Shooting photos after shooting dicey business

There was blood in the snow last Sunday morning at a fraternity house near Youngstown State University.

It was the residue of a horrific attack at an after-hours party on Feb. 6, when two men indiscriminately sprayed bullets into the house, leaving one man dead and 11 people wounded, police say.

The house and the blood were there for Plain Dealer readers to see the following day, in a photo that ran with the continuation of the Page One story on page A8, on the back of the first section.

For some readers, the color photo was too much — always a chance when we publish crime scene photos that might make some people uncomfortable. We didn’t get an outpouring of complaints, but we got a few, such as this from Nancy O’Dell of Parma, who e-mailed that she was “horrified.”

“Not sure what someone was thinking by including such a graphic photo,” she wrote. “It was in extremely poor taste.”

The Plain Dealer does not ordinarily cover routine crime stories in Youngstown, which is outside our primary coverage area. But this was anything but routine, so two reporters were assigned to the story and photographer Lynn Ischay went to the scene.

By the time Ischay arrived, the house was deserted, but there was plenty of evidence that something awful had happened there.

“I’ve seen much worse at crime scenes,” she said, “but this was just eerie because there was no one around, just gray and monotone, and you had all these splotches of blood around. Blood was everywhere . . . in the snow, on discarded boots and on these beautiful earrings that were just flung in the blood on the snow.”

Ischay said the photo that ran Monday, with a trail of blood traced from the front door to a larger splotch where the trail ended at the sidewalk, wasn’t the most graphic she had. But she thought it told the story. “It pretty much tells you what happened right away, that somebody got really hurt there. Actually, a dozen somebodies.”

I thought the photo was unblinking but not offensive. If we tried to always adjust our sights so that our stories and photos would never offend the most squeamish of readers, we would leave a lot of news out of the paper. But, of course, everyone has a different definition of what constitutes a troubling photo. One editor I spoke with wished the photo hadn’t run, and another didn’t dispute running it, but wished it had appeared in black and white.

Plain Dealer Editor Debra Adams Simmons called the photo “an appropriate reflection of the scene of the crime,” but acknowledged a sense of responsibility for the concerns that some readers have.

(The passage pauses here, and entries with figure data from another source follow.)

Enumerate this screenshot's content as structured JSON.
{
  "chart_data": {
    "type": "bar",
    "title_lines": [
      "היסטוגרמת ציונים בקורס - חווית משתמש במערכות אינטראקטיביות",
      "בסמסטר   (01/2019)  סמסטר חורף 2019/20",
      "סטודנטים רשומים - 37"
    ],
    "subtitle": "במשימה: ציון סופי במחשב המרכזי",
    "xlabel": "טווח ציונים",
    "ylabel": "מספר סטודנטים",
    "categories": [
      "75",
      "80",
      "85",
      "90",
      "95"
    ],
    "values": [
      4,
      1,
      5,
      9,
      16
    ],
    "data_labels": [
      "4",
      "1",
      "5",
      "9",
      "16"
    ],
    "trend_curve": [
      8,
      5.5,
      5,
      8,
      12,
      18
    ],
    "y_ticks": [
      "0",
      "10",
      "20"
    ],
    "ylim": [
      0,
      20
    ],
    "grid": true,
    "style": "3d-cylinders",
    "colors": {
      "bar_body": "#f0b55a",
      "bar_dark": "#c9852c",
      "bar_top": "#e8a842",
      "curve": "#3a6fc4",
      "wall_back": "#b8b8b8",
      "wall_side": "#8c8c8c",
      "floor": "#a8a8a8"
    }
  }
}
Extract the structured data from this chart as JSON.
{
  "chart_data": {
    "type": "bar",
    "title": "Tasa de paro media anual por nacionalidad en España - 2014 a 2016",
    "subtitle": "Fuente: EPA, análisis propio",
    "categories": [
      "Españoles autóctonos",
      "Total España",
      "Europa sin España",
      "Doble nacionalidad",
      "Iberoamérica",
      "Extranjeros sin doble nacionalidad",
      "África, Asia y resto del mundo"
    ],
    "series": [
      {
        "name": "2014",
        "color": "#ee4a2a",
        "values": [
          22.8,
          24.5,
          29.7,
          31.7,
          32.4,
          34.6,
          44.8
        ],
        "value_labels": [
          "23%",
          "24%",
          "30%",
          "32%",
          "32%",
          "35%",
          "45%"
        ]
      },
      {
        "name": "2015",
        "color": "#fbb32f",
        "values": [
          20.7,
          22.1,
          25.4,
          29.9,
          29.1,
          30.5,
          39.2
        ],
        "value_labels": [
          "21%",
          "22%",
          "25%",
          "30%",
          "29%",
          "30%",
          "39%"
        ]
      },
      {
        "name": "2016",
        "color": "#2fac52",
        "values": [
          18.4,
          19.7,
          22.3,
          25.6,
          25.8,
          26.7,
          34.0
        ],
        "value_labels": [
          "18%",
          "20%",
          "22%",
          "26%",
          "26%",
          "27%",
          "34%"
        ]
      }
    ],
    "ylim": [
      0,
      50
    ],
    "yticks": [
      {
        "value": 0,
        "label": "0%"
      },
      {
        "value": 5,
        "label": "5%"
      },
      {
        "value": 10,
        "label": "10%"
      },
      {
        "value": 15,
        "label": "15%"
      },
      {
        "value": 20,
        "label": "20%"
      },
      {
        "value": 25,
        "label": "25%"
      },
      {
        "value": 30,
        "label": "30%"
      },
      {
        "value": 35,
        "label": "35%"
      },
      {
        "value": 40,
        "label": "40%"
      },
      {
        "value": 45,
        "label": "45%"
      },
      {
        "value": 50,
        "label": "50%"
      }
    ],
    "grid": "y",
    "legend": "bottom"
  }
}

“We walk a fine line in trying to balance our coverage of news events with the comfort level of our readership,” she said. “I know there are people who might find blood offensive, but I didn’t think the photo was alarming.”

‘Semi’ should be automatic: People writing about guns and ammunition have lots of opportunities to make mistakes — particularly when the writers are unfamiliar with the subject.

One of the most frequent errors has to do with the difference between automatic and semi-automatic weapons. Simply put, when the trigger of an automatic weapon is depressed, it fires a stream of bullets that stops only when the trigger is released or the ammunition runs out. A semi-automatic weapon fires just one bullet with each pull of the trigger.

A couple of letter writers — one on the editorial page and one in the page A2 Plain Speaking feature — recently seemed to reflect a common misperception: In criticizing the legality of extended gun magazines such as the one that was used in the Jan. 8 attack in Arizona, they both mentioned them being used with automatic weapons.

The weapon used in Arizona (as well as those used in the Youngstown tragedy above) was a semi-automatic. Automatic weapons are difficult to obtain, very expensive and illegal in 10 states (although legal in Ohio and Arizona). The weapon used in Arizona, the Youngstown tragedy above, and almost every other case that makes the news, is semi-automatic. People who call them automatic weapons have been watching too many Bruce Willis movies.

The Sunday TV book: Rarely a week goes by that I don’t hear from someone wondering why they got a Sunday paper without the TV Week supplement. Almost always, it turns out that they purchased their Plain Dealer at a newsstand.

As has been the case for more than three years, if the paper you got this morning was home-delivered, it included a TV Week. If you picked it up at a newsstand or out of a box, it did not. I’ve explained why in this space a couple of times. If you missed it, give me a call and I’ll tell you all about it.